BACKGROUND AND AIMS
Drug-induced liver injury (DILI) remains a major adverse drug reaction and a leading cause of drug development failure and post-marketing withdrawal. It significantly impacts patient outcomes and quality of life, and limits therapeutic options. Despite advances, particularly in genetic susceptibility, DILI remains largely unpredictable, with limited understanding of modifiable clinical risk factors. In the context of increasing multimorbidity, ageing populations, and widespread polypharmacy, the role of concomitant medications as potential modifiers of DILI risk has gained increasing attention.
MATERIALS AND METHODS
Leveraging one of the largest unified electronic health record (EHR) systems in the USA from the Department of Veterans Health Administration, the authors applied a previously established framework to identify amoxicillin/clavulanate (AMX/CLAV)-associated acute liver injury (ALI) while excluding competing aetiologies.1 Using this cohort, the study examined the association between concomitant medication use during AMX/CLAV exposure and AMX/CLAV–ALI events, with ALI attributable to other causes (ALI–OTR) serving as a disease referent for hypothesis generation.
Concomitant medications were defined as those with exposure periods overlapping the AMX/CLAV treatment window, based on the Observational Medical Outcomes Partnership (OMOP) Common Data Model, with combination products disaggregated into individual active ingredients. Multinomial logistic regression models were fitted for each medication, adjusting for demographic and clinical covariates. Odds ratios were log-transformed and used in clustering analyses to classify medications into three groups: those associated with increased risk of AMX/CLAV–ALI only, ALI–OTR only, or concordant effects on both outcomes.
RESULTS
Among approximately 1.4 million AMX/CLAV-exposed individuals, 1,582 unique concomitant medications were identified. Clustering analysis revealed 32 medications associated with increased odds of AMX/CLAV–ALI only, 79 with ALI–OTR only, and 341 and 45 with increased and decreased odds of both outcomes, respectively. Medications uniquely associated with increased AMX/CLAV–ALI risk only included agents with immunomodulatory or proinflammatory properties, such as anti-androgens and anticholinergics. Bacillus Calmette–Guérin vaccination was also identified, supporting a potential role of immune activation. Additionally, several antivirals, including HIV medications, were identified. In contrast, medications associated with reduced ALI risk, showing concordant effects across outcomes, were predominantly anti-inflammatory, including commonly used agents such as simvastatin, metformin, and lisinopril.
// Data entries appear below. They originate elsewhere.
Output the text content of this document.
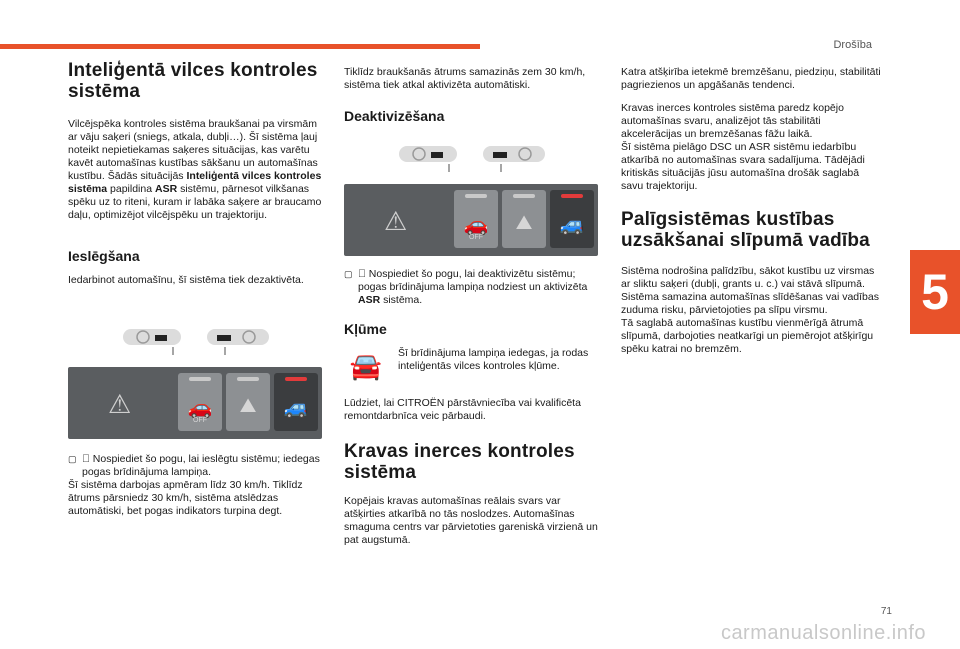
Drošība
5
71
carmanualsonline.info
Inteliģentā vilces kontroles sistēma

Vilcējspēka kontroles sistēma braukšanai pa virsmām ar vāju saķeri (sniegs, atkala, dubļi…). Šī sistēma ļauj noteikt nepietiekamas saķeres situācijas, kas varētu kavēt automašīnas kustības sākšanu un automašīnas kustību. Šādās situācijās Inteliģentā vilces kontroles sistēma papildina ASR sistēmu, pārnesot vilkšanas spēku uz to riteni, kuram ir labāka saķere ar braucamo daļu, optimizējot vilcējspēku un trajektoriju.

Ieslēgšana

Iedarbinot automašīnu, šī sistēma tiek dezaktivēta.

⚠	🚗
OFF
⛰	🚙

▢ Nospiediet šo pogu, lai ieslēgtu sistēmu; iedegas pogas brīdinājuma lampiņa.

Šī sistēma darbojas apmēram līdz 30 km/h. Tiklīdz ātrums pārsniedz 30 km/h, sistēma atslēdzas automātiski, bet pogas indikators turpina degt.

Tiklīdz braukšanās ātrums samazinās zem 30 km/h, sistēma tiek atkal aktivizēta automātiski.

Deaktivizēšana
⚠	🚗
OFF
⛰	🚙

▢ Nospiediet šo pogu, lai deaktivizētu sistēmu; pogas brīdinājuma lampiņa nodziest un aktivizēta ASR sistēma.

Kļūme
🚘	Šī brīdinājuma lampiņa iedegas, ja rodas inteliģentās vilces kontroles kļūme.

Lūdziet, lai CITROËN pārstāvniecība vai kvalificēta remontdarbnīca veic pārbaudi.

Kravas inerces kontroles sistēma

Kopējais kravas automašīnas reālais svars var atšķirties atkarībā no tās noslodzes. Automašīnas smaguma centrs var pārvietoties gareniskā virzienā un pat augstumā.

Katra atšķirība ietekmē bremzēšanu, piedziņu, stabilitāti pagriezienos un apgāšanās tendenci.

Kravas inerces kontroles sistēma paredz kopējo automašīnas svaru, analizējot tās stabilitāti akcelerācijas un bremzēšanas fāžu laikā.
Šī sistēma pielāgo DSC un ASR sistēmu iedarbību atkarībā no automašīnas svara sadalījuma. Tādējādi kritiskās situācijās jūsu automašīna drošāk saglabā savu trajektoriju.

Palīgsistēmas kustības uzsākšanai slīpumā vadība

Sistēma nodrošina palīdzību, sākot kustību uz virsmas ar sliktu saķeri (dubļi, grants u. c.) vai stāvā slīpumā.
Sistēma samazina automašīnas slīdēšanas vai vadības zuduma risku, pārvietojoties pa slīpu virsmu.
Tā saglabā automašīnas kustību vienmērīgā ātrumā slīpumā, darbojoties neatkarīgi un piemērojot atšķirīgu spēku katrai no bremzēm.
Medications associated with increased risk for both AMX/CLAV–ALI and ALI–OTR included pneumococcal vaccination, anti-cancer therapies, immunosuppressants, and antimicrobials, suggesting shared or multifactorial mechanisms of liver injury. This group included components of total parenteral nutrition, raising the possibility that nutritional status or lack of enteral intake may contribute to susceptibility of ALI.
CONCLUSION
This large, EHR-based analysis highlights distinct concomitant medications associated with altered risk of AMX/CLAV-related liver injury, many with biologically plausible immunologic mechanisms. These findings underscore the potential of EHR-driven signal detection to identify clinical modifiers of DILI risk and generate testable mechanistic hypotheses. Further work incorporating genomic data; comorbidity burden in joint exposure modelling; sub-analysis by age, sex, and injury types; and targeted hypothesis testing analysis will be important to further refine and validate these associations and ultimately support the development of predictive frameworks for individualised DILI risk assessment.